By evening, most of the guests were gone. The Caudles lighted a fire
in their outdoor fireplace and sat around talking until it was time for bed.
6 days.
Oct. 1, Chelsea's 15th birthday. A balloon and flower bouquet waited
for her on the dining room table. Chelsea was at a football game.
In the living room, Michelle lay in her recliner, huddled under a
blanket. She had turned the television way down, but the glow from
the screen flickered over her, the only light in a dark room.
The chemo, administered two days earlier, had hit full force, nausea
overwhelming her. During earlier rounds of chemo, Bill had tried to
talk with her, to distract her. Now he knew better. He left her alone.

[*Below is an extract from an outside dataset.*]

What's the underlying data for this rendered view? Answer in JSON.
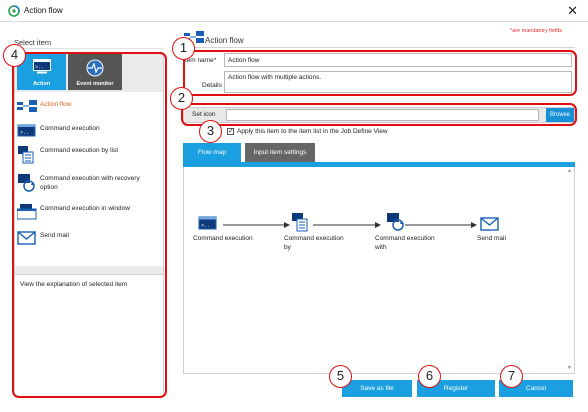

Posted on the door of the refrigerator were the doctor's orders and
the date of her next appointment: Oct. 6. The same day the recruiter
would take Bill to Milwaukee before his flight to South Carolina.
"It doesn't seem real yet," Bill said, coming in from the garage
where he had been cleaning. "I don't know if I feel anything yet."
In the dining room, he had the list of things to bring: comfortable
clothing, socks, underwear, shampoo, soap, deodorant, toothpaste,
disposable shaver, $50, Social Security card, birth certificate and
marriage certificate.
"I'm scared for when you leave," his daughter Alysha said.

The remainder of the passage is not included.